Molin Rouge Tupiniquim

Jornal O Norte
22/07/2005 às 16:33.
Atualizado em 15/11/2021 às 08:48

Raphael Reys *

Transcorria o romântico ano de 1954, na tradicional e não ordeira Montes Claros, do coronelismo, da poeira e da lama. As três maiores atrações da cidade de então eram a feira do mercado municipal, aos sábados, a zona boêmia, com mais de duas mil profissionais da noite, e o Cassino Minas Gerais, empreendimento modernista, montado pelo saudoso Sinval Amorim, ao estilo das grandes casas noturnas das metrópoles. Nossa cidade era a capital dos prostíbulos e da jogatina.

Crianças ainda, tínhamos notícias das festas do Minas Gerais, das damas da noite, estrelas da cama, do luxo, notícias do pano verde e principalmente de um certo show de strip-tease, executado rusticamente por uma conhecida loura frogoió que, ao que contavam, lá pelas tantas tirava a roupa no palco, e dançava.

Curiosos, nos reunimos na Praça Coronel Ribeiro, liderados por Walter Coutinho, o mais arrojado e mais velho do grupo. Formamos um comando, visando de alguma forma ter acesso à visão do interior do cassino no horário do show. Corríamos atrás dos momentos felizes da nossa infância, no dizer de Rachel de Queiroz:

A mocidade é como catapora; não dá duas vezes.

Às cinco da matina, estávamos todos prontos para a Operação Voyeur. Descíamos na quietude da Rua Doutor Santos, e lá chegando, amontoávamos caixotes de madeira, próprios para transporte de cervejas, deles fazendo uma plataforma para termos acesso à abertura de ventilação do imóvel e, dali, vermos a loura dançando nua.

Da turma de infantes faziam parte, além de outros, Zé Carlos e Paulinho Priquitim, Odorico e seu irmão, Wagner e Chiquinho Coutinho, Nano Cândido, e muitos outros que a lembrança trai.
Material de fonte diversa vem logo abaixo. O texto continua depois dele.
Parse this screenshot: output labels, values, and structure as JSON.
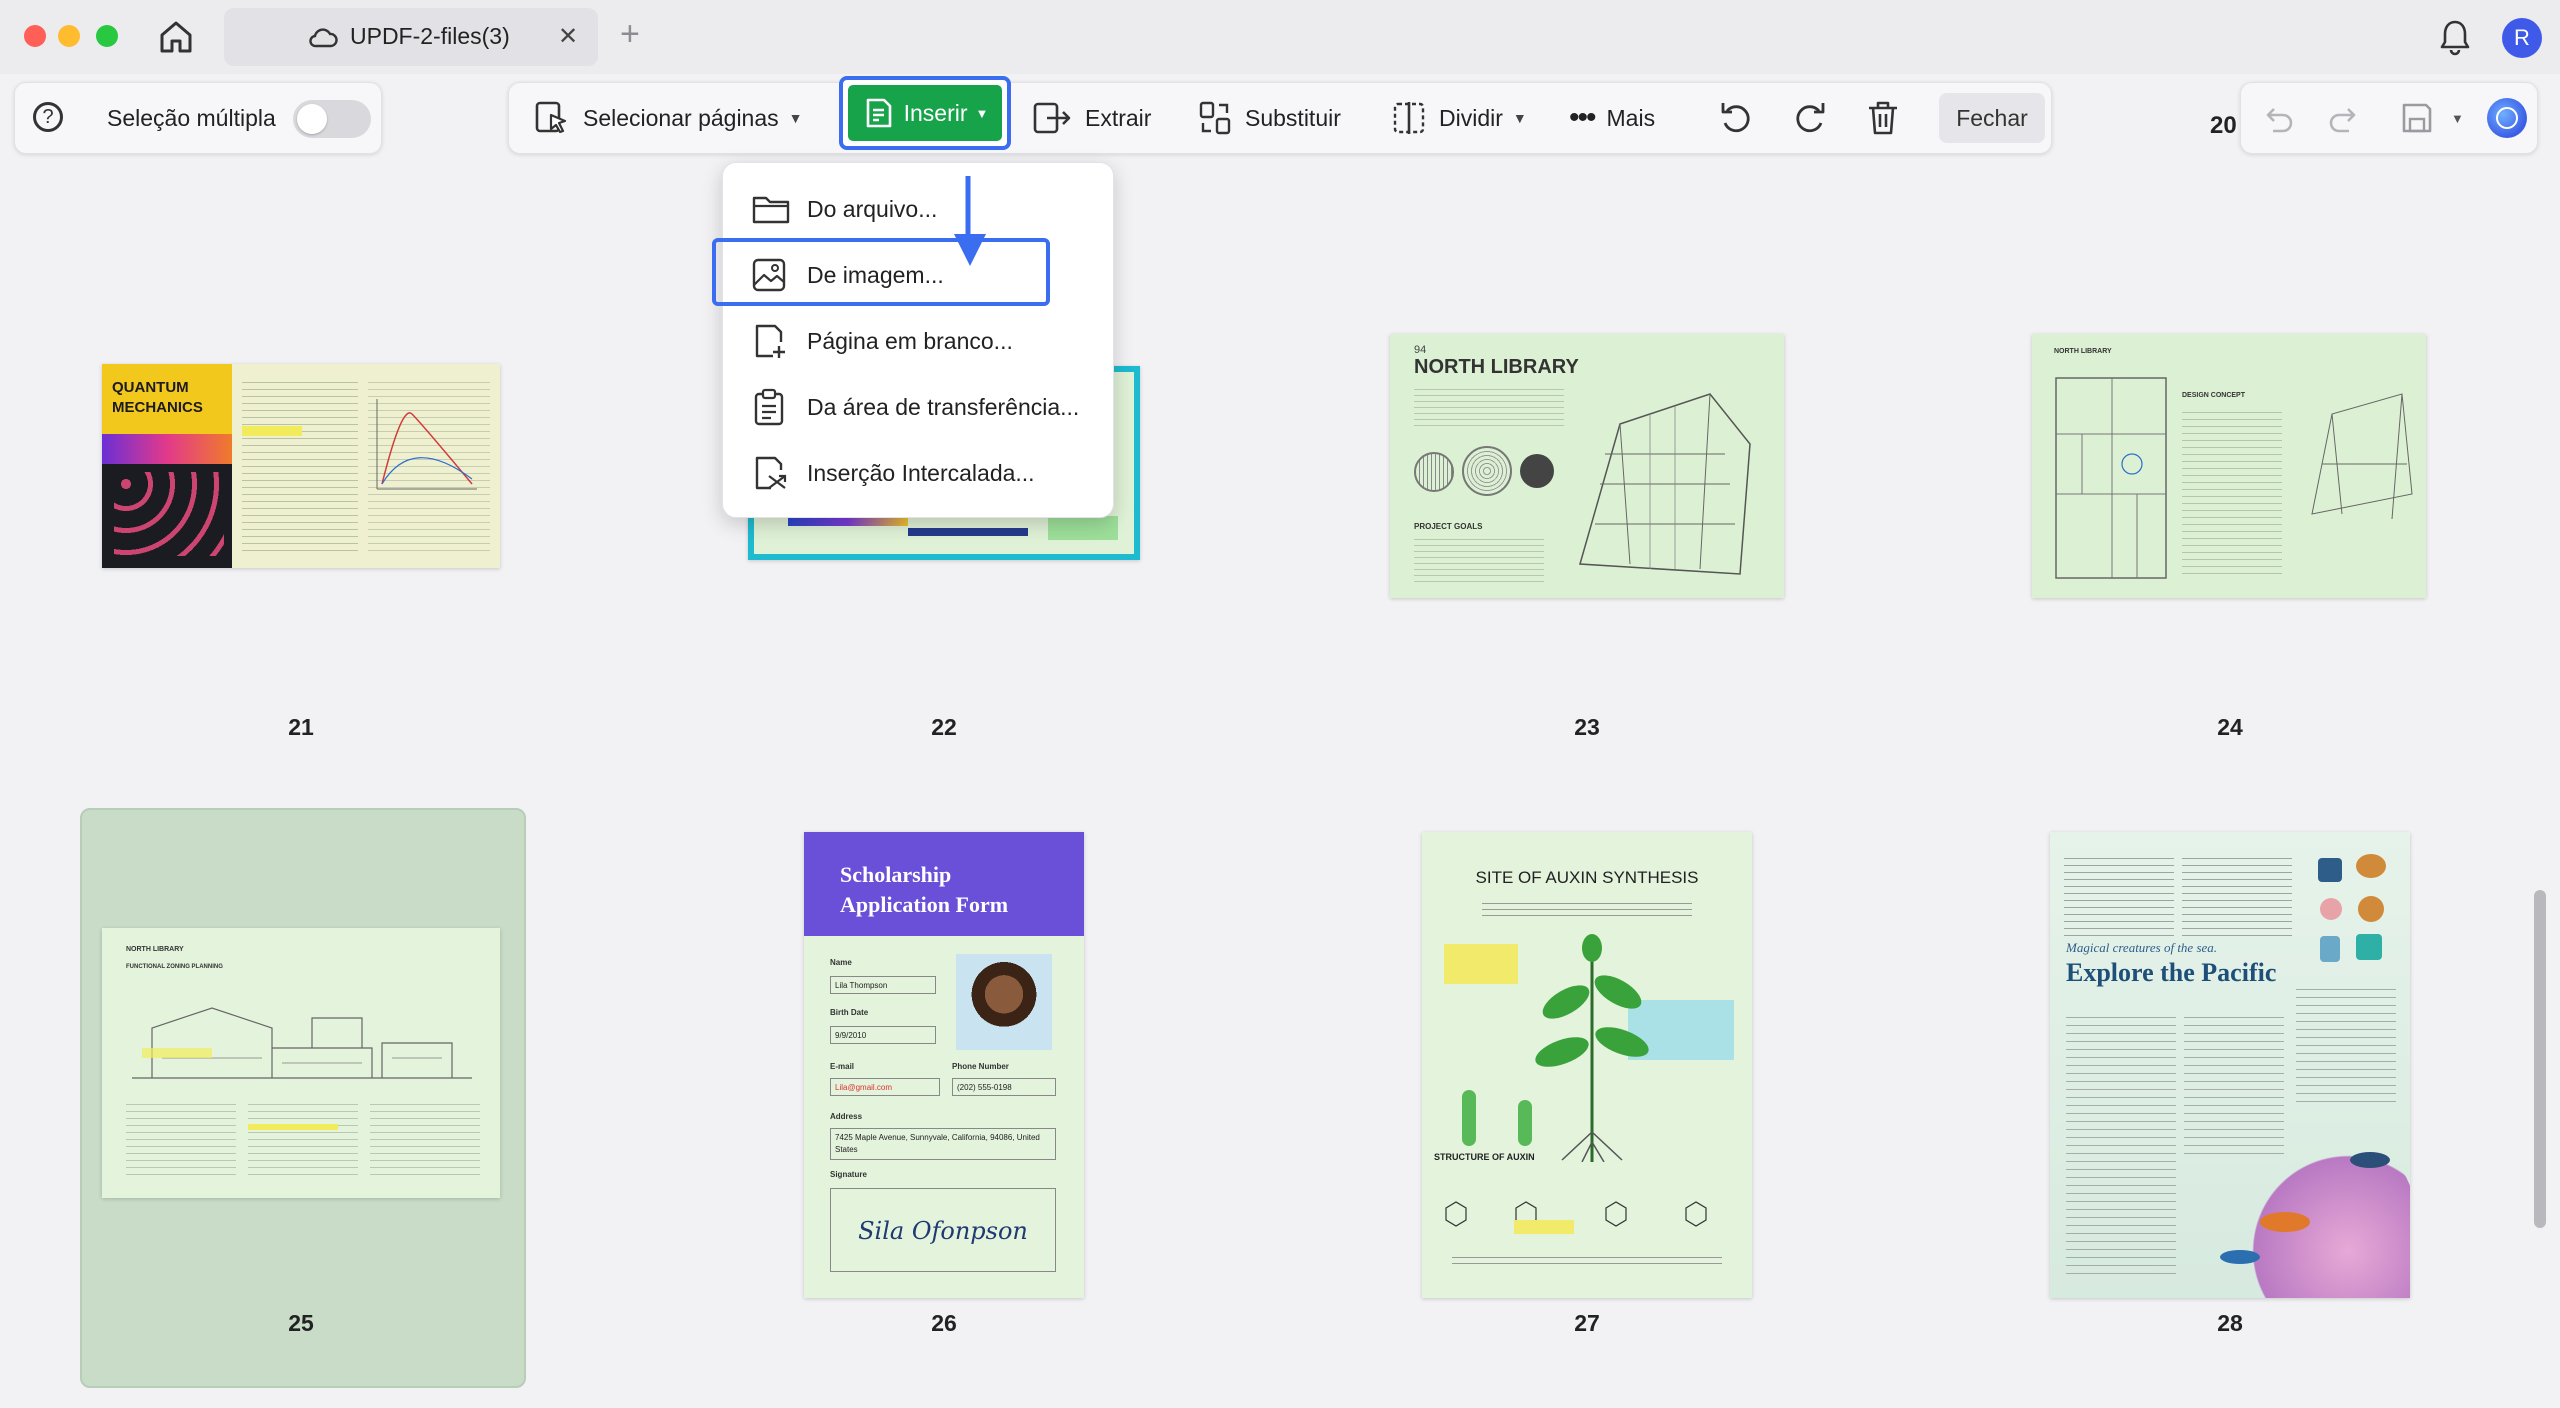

Chegávamos pela Rua Lafetá, toda coberta de areia, cheia de seixos polidos, pequenas moitas, e um curso de água perene. Escondíamos atrás das moitas, em frente a onde hoje é a padaria Globo, enquanto os caixotes eram amontoados pelos mais velhos. Eles sempre subiam primeiro e, quando chegava a nossa vez, algum habituê do cassino passava e nos enxotava aos gritos. Era um tremendo corre-corre, evitávamos ser identificados, pois, se isso acontecesse, seria lastimável, já que não perdoariam aquela ousadia.

O que mais ficou marcado na minha lembrança era a cena final da noitada, quando nos escondíamos atrás das moitas para observar o cassino ao ser lavado, e as mesas na rua, todos ainda bebendo, homens de terno, e as mulheres em vestidos e saias rodados, estilo garota do Alceu, feitos com tecidos Bangu de florzinhas e listrados Nova América, cintos largos de couro, com grandes fivelas, brincos argola-gigante, tipo balangandã, pulseiras em coco e ouro, a moda da época, apertados vestidos tomara-que-caia.
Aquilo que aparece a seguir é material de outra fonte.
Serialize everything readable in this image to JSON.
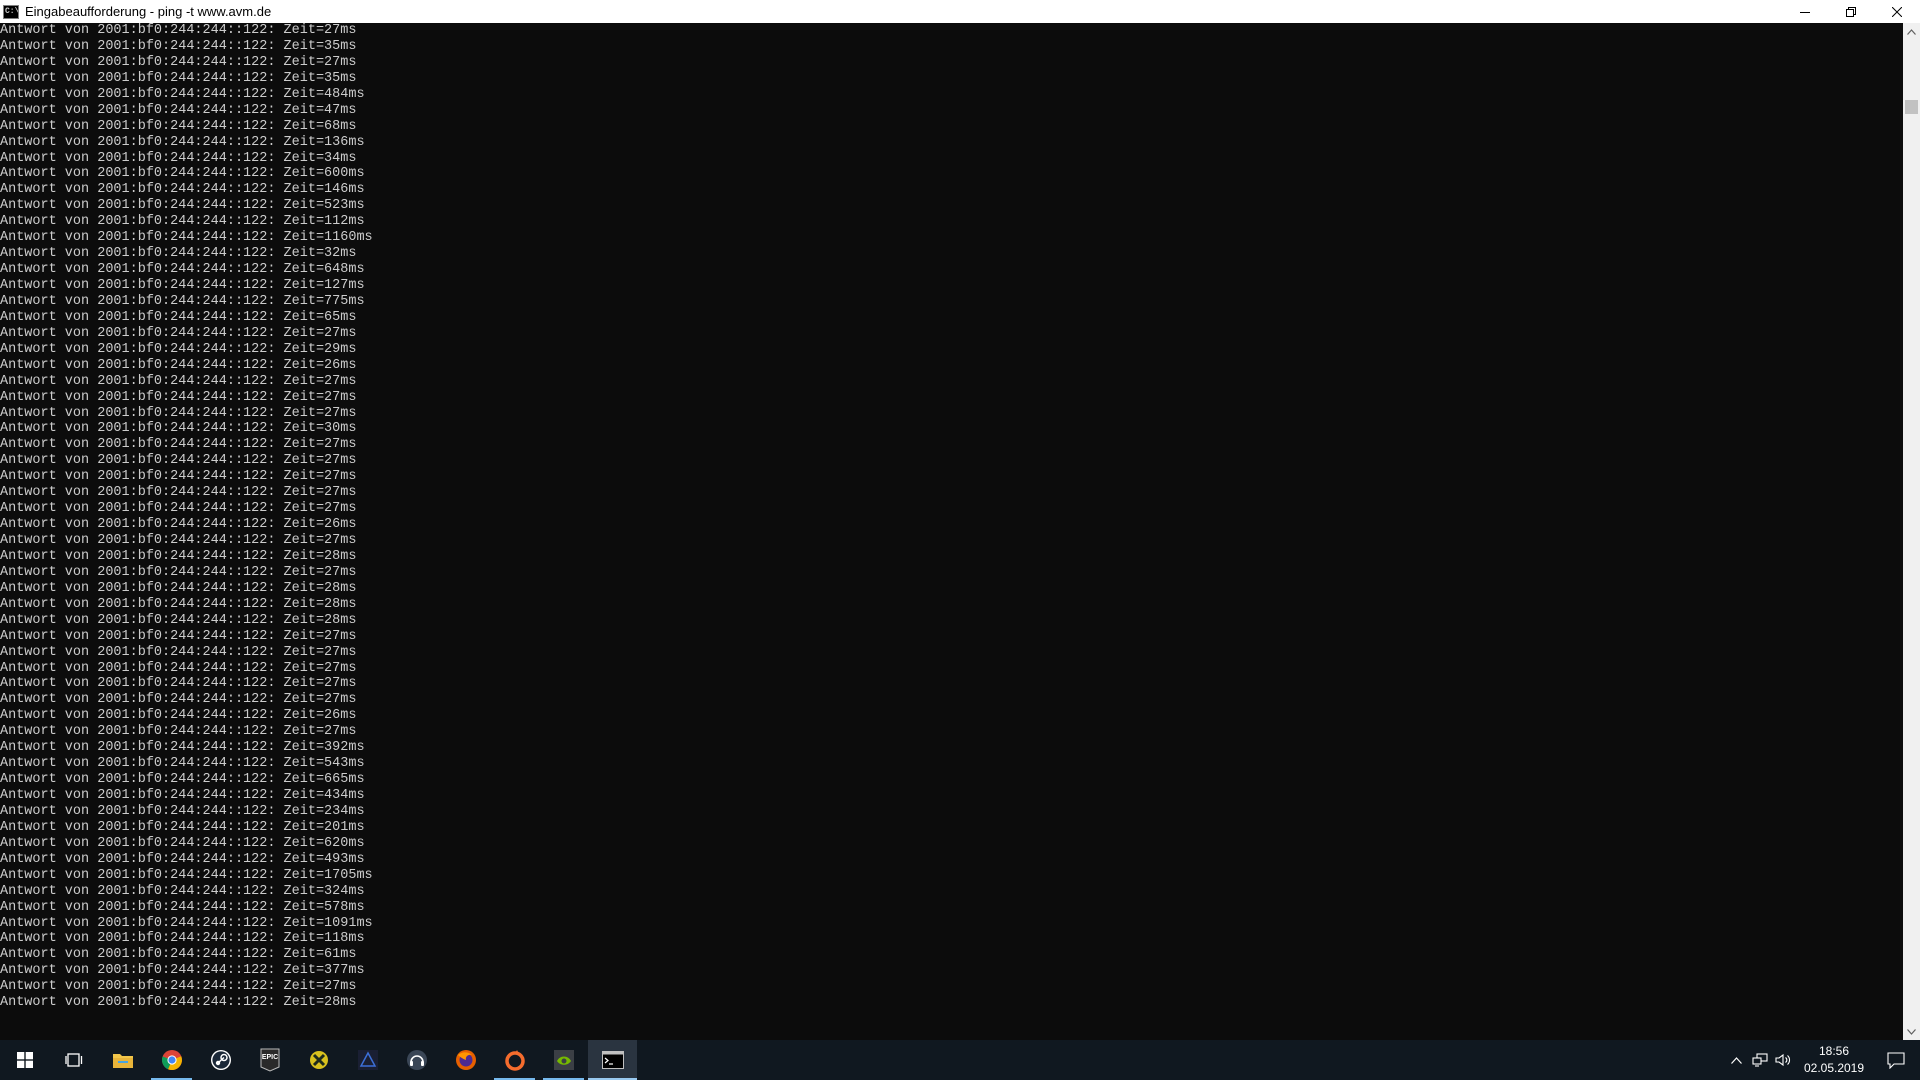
{
  "window": {
    "title": "Eingabeaufforderung - ping  -t www.avm.de",
    "icon_text": "C:\\"
  },
  "console": {
    "lines": [
      "Antwort von 2001:bf0:244:244::122: Zeit=27ms",
      "Antwort von 2001:bf0:244:244::122: Zeit=35ms",
      "Antwort von 2001:bf0:244:244::122: Zeit=27ms",
      "Antwort von 2001:bf0:244:244::122: Zeit=35ms",
      "Antwort von 2001:bf0:244:244::122: Zeit=484ms",
      "Antwort von 2001:bf0:244:244::122: Zeit=47ms",
      "Antwort von 2001:bf0:244:244::122: Zeit=68ms",
      "Antwort von 2001:bf0:244:244::122: Zeit=136ms",
      "Antwort von 2001:bf0:244:244::122: Zeit=34ms",
      "Antwort von 2001:bf0:244:244::122: Zeit=600ms",
      "Antwort von 2001:bf0:244:244::122: Zeit=146ms",
      "Antwort von 2001:bf0:244:244::122: Zeit=523ms",
      "Antwort von 2001:bf0:244:244::122: Zeit=112ms",
      "Antwort von 2001:bf0:244:244::122: Zeit=1160ms",
      "Antwort von 2001:bf0:244:244::122: Zeit=32ms",
      "Antwort von 2001:bf0:244:244::122: Zeit=648ms",
      "Antwort von 2001:bf0:244:244::122: Zeit=127ms",
      "Antwort von 2001:bf0:244:244::122: Zeit=775ms",
      "Antwort von 2001:bf0:244:244::122: Zeit=65ms",
      "Antwort von 2001:bf0:244:244::122: Zeit=27ms",
      "Antwort von 2001:bf0:244:244::122: Zeit=29ms",
      "Antwort von 2001:bf0:244:244::122: Zeit=26ms",
      "Antwort von 2001:bf0:244:244::122: Zeit=27ms",
      "Antwort von 2001:bf0:244:244::122: Zeit=27ms",
      "Antwort von 2001:bf0:244:244::122: Zeit=27ms",
      "Antwort von 2001:bf0:244:244::122: Zeit=30ms",
      "Antwort von 2001:bf0:244:244::122: Zeit=27ms",
      "Antwort von 2001:bf0:244:244::122: Zeit=27ms",
      "Antwort von 2001:bf0:244:244::122: Zeit=27ms",
      "Antwort von 2001:bf0:244:244::122: Zeit=27ms",
      "Antwort von 2001:bf0:244:244::122: Zeit=27ms",
      "Antwort von 2001:bf0:244:244::122: Zeit=26ms",
      "Antwort von 2001:bf0:244:244::122: Zeit=27ms",
      "Antwort von 2001:bf0:244:244::122: Zeit=28ms",
      "Antwort von 2001:bf0:244:244::122: Zeit=27ms",
      "Antwort von 2001:bf0:244:244::122: Zeit=28ms",
      "Antwort von 2001:bf0:244:244::122: Zeit=28ms",
      "Antwort von 2001:bf0:244:244::122: Zeit=28ms",
      "Antwort von 2001:bf0:244:244::122: Zeit=27ms",
      "Antwort von 2001:bf0:244:244::122: Zeit=27ms",
      "Antwort von 2001:bf0:244:244::122: Zeit=27ms",
      "Antwort von 2001:bf0:244:244::122: Zeit=27ms",
      "Antwort von 2001:bf0:244:244::122: Zeit=27ms",
      "Antwort von 2001:bf0:244:244::122: Zeit=26ms",
      "Antwort von 2001:bf0:244:244::122: Zeit=27ms",
      "Antwort von 2001:bf0:244:244::122: Zeit=392ms",
      "Antwort von 2001:bf0:244:244::122: Zeit=543ms",
      "Antwort von 2001:bf0:244:244::122: Zeit=665ms",
      "Antwort von 2001:bf0:244:244::122: Zeit=434ms",
      "Antwort von 2001:bf0:244:244::122: Zeit=234ms",
      "Antwort von 2001:bf0:244:244::122: Zeit=201ms",
      "Antwort von 2001:bf0:244:244::122: Zeit=620ms",
      "Antwort von 2001:bf0:244:244::122: Zeit=493ms",
      "Antwort von 2001:bf0:244:244::122: Zeit=1705ms",
      "Antwort von 2001:bf0:244:244::122: Zeit=324ms",
      "Antwort von 2001:bf0:244:244::122: Zeit=578ms",
      "Antwort von 2001:bf0:244:244::122: Zeit=1091ms",
      "Antwort von 2001:bf0:244:244::122: Zeit=118ms",
      "Antwort von 2001:bf0:244:244::122: Zeit=61ms",
      "Antwort von 2001:bf0:244:244::122: Zeit=377ms",
      "Antwort von 2001:bf0:244:244::122: Zeit=27ms",
      "Antwort von 2001:bf0:244:244::122: Zeit=28ms"
    ]
  },
  "taskbar": {
    "buttons": [
      {
        "name": "windows-start",
        "icon": "windows-logo-icon",
        "state": "none"
      },
      {
        "name": "task-view",
        "icon": "task-view-icon",
        "state": "none"
      },
      {
        "name": "file-explorer",
        "icon": "folder-icon",
        "state": "none"
      },
      {
        "name": "chrome",
        "icon": "chrome-icon",
        "state": "open"
      },
      {
        "name": "steam",
        "icon": "steam-icon",
        "state": "none"
      },
      {
        "name": "epic-games",
        "icon": "epic-games-icon",
        "state": "none",
        "label": "EPIC"
      },
      {
        "name": "app-yellow",
        "icon": "shield-app-icon",
        "state": "none"
      },
      {
        "name": "app-dark",
        "icon": "game-app-icon",
        "state": "none"
      },
      {
        "name": "headset-app",
        "icon": "headset-icon",
        "state": "none"
      },
      {
        "name": "firefox",
        "icon": "firefox-icon",
        "state": "none"
      },
      {
        "name": "origin",
        "icon": "origin-icon",
        "state": "open"
      },
      {
        "name": "nvidia",
        "icon": "nvidia-icon",
        "state": "open"
      },
      {
        "name": "command-prompt",
        "icon": "cmd-icon",
        "state": "active"
      }
    ],
    "tray": {
      "time": "18:56",
      "date": "02.05.2019"
    }
  },
  "colors": {
    "console_bg": "#0c0c0c",
    "console_text": "#cccccc",
    "taskbar_bg": "#101820",
    "taskbar_accent": "#76b9ed"
  }
}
Voltávamos para casa ainda escuro e comentando a semelhança das mulheres noturnas com as atrizes e cantoras da época, as fortunas que se dilaceravam no pano verde, as triangulações amorosas entre cáftens, damas da noite e clientes. Notícias dos crimes ali cometidos, os incidentes entre os valentes da época. Era tudo uma grande aventura nas nossas cabeças de meninos.

Muitas vezes, ao irmos embora, sentíamos o cheiro de lança perfume Rodhia, usado pelos freqüentadores, que tomavam porre, e o cheiro forte trazido pela aragem das cálidas manhãs de nossas infâncias. Assistimos ao fim da era romântica.